The MPs point to DfID's online development tracker – which is regularly updated to allow taxpayers to see where aid spending goes – as an example the FCO could emulate.
"In the absence of measurable targets for the department’s human rights and democracy work, it is extremely difficult to hold the Foreign Office to account for its spending and to assess whether projects deliver value for money," said Blunt.
"We will keep the FCO’s human rights work under review over the course of this parliament to ensure that it receives the focus that it requires.”
Responding to the committee's report, foreign secretary Philip Hammond said he did "not recognise this characterisation of our human rights work".

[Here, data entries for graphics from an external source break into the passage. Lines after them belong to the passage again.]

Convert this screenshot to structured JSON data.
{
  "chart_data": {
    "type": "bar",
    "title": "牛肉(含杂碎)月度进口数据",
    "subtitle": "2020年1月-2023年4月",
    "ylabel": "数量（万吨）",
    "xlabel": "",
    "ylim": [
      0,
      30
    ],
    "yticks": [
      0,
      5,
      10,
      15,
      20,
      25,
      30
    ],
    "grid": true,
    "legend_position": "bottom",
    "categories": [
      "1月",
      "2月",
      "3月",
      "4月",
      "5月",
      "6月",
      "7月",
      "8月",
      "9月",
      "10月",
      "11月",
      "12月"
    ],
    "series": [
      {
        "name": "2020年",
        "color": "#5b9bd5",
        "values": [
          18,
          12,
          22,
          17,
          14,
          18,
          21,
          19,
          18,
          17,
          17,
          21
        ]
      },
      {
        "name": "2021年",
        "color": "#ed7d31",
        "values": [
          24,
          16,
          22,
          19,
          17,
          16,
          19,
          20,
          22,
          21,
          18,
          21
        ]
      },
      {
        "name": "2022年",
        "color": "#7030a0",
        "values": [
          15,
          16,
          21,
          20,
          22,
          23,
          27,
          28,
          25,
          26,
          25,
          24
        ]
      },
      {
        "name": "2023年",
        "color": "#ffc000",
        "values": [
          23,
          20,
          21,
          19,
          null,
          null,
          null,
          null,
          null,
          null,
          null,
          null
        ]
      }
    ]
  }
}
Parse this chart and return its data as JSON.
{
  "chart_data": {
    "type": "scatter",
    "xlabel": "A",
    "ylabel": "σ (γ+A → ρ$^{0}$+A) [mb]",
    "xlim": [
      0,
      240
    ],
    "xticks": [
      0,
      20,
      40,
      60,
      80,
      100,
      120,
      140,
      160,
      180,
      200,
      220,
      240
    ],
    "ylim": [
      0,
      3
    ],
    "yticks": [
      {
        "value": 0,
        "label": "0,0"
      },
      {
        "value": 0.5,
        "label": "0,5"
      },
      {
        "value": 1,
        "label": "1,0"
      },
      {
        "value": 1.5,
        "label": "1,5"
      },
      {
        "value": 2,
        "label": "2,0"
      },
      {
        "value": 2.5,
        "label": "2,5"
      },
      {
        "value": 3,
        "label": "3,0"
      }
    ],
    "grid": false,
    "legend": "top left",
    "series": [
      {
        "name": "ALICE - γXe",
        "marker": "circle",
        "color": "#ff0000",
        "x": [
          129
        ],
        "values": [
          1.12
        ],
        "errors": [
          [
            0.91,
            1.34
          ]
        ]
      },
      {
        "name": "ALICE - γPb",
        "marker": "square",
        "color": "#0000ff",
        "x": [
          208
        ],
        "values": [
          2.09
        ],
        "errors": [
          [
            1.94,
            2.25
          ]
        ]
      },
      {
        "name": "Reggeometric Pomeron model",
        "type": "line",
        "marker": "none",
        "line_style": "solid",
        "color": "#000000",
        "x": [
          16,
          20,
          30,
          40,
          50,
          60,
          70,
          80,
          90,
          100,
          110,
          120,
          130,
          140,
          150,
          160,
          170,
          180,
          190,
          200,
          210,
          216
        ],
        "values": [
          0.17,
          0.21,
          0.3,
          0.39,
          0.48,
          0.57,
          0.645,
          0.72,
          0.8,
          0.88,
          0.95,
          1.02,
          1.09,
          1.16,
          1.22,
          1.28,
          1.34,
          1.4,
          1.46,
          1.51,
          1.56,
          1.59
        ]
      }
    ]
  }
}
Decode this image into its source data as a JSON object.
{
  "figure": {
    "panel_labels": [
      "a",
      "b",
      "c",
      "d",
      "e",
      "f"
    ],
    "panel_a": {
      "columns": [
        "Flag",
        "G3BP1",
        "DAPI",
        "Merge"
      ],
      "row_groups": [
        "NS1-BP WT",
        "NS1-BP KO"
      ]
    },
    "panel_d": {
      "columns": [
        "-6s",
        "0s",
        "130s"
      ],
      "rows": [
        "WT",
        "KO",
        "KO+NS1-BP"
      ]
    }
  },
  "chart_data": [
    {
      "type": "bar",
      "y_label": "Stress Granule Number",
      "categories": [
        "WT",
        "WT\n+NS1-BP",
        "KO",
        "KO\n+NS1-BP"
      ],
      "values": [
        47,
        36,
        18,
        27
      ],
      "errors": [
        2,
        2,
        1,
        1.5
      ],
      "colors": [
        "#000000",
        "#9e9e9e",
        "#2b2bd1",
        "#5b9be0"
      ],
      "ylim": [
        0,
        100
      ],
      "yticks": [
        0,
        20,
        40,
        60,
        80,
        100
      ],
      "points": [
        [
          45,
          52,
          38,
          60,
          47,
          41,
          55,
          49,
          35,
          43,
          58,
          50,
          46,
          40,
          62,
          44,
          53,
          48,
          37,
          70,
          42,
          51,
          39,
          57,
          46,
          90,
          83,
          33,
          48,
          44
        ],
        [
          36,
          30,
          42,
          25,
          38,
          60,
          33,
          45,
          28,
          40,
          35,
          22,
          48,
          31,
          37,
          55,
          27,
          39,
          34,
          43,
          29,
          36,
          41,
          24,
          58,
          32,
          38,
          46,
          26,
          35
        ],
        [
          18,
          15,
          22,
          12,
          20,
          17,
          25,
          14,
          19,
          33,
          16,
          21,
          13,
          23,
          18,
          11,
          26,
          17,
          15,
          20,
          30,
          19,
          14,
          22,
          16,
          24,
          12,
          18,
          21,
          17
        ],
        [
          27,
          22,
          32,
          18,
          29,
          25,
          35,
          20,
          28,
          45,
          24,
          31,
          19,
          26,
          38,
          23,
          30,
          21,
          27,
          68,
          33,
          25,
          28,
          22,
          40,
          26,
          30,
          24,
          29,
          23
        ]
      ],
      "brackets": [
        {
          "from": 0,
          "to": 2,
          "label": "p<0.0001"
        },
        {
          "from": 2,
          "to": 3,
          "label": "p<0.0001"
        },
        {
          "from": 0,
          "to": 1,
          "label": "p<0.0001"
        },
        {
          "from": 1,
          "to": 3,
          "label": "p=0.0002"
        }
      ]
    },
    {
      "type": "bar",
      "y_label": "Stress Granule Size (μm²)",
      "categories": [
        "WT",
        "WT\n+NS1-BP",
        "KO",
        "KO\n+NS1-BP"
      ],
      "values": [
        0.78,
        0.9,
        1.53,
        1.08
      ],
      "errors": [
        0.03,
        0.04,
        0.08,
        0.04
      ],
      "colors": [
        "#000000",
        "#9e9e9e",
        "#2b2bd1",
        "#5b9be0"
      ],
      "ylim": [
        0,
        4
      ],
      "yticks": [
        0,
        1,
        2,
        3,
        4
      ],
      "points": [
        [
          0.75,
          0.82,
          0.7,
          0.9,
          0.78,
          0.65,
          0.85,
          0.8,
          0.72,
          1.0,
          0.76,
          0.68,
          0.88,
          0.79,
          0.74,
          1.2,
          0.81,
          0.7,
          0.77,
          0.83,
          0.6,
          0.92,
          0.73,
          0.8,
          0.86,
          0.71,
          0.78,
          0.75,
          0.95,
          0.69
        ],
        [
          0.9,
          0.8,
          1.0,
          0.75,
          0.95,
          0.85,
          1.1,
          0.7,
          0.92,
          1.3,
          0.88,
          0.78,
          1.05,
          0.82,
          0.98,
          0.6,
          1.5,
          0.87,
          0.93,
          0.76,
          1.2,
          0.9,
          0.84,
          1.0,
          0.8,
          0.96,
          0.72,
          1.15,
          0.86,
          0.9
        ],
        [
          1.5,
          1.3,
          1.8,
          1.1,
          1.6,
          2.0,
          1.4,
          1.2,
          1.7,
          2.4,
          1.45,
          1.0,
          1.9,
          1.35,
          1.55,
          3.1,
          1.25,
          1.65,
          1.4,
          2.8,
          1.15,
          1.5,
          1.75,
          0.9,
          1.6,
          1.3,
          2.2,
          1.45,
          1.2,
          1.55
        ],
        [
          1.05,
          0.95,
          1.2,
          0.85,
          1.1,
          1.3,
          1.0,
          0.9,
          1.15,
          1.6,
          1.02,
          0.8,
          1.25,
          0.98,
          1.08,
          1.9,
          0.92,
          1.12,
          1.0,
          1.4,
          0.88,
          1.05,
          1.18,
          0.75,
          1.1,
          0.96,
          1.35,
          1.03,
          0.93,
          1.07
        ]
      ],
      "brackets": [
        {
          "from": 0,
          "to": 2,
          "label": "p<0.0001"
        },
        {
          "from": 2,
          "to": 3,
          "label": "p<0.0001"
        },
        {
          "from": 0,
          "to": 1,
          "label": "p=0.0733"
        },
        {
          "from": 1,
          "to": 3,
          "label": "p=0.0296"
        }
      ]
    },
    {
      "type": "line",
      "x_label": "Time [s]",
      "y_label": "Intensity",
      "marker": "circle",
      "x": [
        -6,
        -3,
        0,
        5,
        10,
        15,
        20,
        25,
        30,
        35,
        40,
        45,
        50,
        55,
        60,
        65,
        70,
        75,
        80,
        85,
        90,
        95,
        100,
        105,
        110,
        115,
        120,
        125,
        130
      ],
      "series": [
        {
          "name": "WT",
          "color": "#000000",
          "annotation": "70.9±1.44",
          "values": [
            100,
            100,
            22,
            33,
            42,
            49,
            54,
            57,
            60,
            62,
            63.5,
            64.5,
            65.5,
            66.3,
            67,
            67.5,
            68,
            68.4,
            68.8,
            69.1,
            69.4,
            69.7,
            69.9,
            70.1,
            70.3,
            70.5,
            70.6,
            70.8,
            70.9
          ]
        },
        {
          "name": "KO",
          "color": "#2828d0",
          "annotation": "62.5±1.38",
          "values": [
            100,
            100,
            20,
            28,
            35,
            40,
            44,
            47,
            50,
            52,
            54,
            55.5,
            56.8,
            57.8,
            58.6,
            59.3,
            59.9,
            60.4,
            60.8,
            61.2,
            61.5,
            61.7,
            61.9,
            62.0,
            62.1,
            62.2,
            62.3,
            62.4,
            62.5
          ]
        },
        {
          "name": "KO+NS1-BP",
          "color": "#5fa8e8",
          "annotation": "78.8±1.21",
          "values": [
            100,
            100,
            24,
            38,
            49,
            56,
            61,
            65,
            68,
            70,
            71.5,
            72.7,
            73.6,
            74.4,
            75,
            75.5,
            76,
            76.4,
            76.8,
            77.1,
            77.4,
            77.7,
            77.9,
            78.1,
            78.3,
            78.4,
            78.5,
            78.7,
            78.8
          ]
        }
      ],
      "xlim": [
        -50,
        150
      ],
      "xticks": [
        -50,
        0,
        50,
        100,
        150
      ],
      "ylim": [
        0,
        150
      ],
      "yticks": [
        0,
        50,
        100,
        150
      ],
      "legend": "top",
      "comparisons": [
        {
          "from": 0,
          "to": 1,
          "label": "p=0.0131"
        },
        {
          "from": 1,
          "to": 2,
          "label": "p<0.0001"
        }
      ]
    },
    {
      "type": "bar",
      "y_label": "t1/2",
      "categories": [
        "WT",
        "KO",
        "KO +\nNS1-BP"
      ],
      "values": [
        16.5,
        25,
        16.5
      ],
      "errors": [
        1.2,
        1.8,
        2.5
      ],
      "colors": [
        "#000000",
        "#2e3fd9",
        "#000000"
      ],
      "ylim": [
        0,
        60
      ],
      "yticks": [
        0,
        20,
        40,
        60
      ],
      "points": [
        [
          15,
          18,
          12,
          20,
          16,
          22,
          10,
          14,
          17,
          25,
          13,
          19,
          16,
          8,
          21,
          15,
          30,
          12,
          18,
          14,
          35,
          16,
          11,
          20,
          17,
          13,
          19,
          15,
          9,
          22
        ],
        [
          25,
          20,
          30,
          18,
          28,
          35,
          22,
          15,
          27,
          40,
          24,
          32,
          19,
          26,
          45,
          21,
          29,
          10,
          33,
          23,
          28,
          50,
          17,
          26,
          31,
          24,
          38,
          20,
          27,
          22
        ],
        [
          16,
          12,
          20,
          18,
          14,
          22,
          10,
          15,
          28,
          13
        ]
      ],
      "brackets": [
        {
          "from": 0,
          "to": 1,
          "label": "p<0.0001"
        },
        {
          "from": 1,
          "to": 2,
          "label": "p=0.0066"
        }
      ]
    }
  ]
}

He added: "Improving human rights is a core function of the Foreign Office and is the responsibility of every British diplomat around the world.
“The UK supports over 75 human rights projects in more than 40 countries and this year we are doubling the funding available for human rights projects to £10 million – a true measure of the importance we attach to this agenda.
“By mainstreaming human rights within the Foreign Office, we have ensured it will always be a central part of our diplomacy, delivering tangible results.”
The FCO received a better-than-expected settlement at last year's government-wide Spending Review. Having modelled cuts of between 25% and 40% to its day-to-day spending, the department was ultimately spared the axe, with the Treasury opting to protect its budget.
As part of that deal, the FCO has vowed to make £53m-worth of administrative savings over the course of the parliament, with McDonald currently leading a review dubbed "Future FCO" to help the department become "more expert, more flexible and more forthright".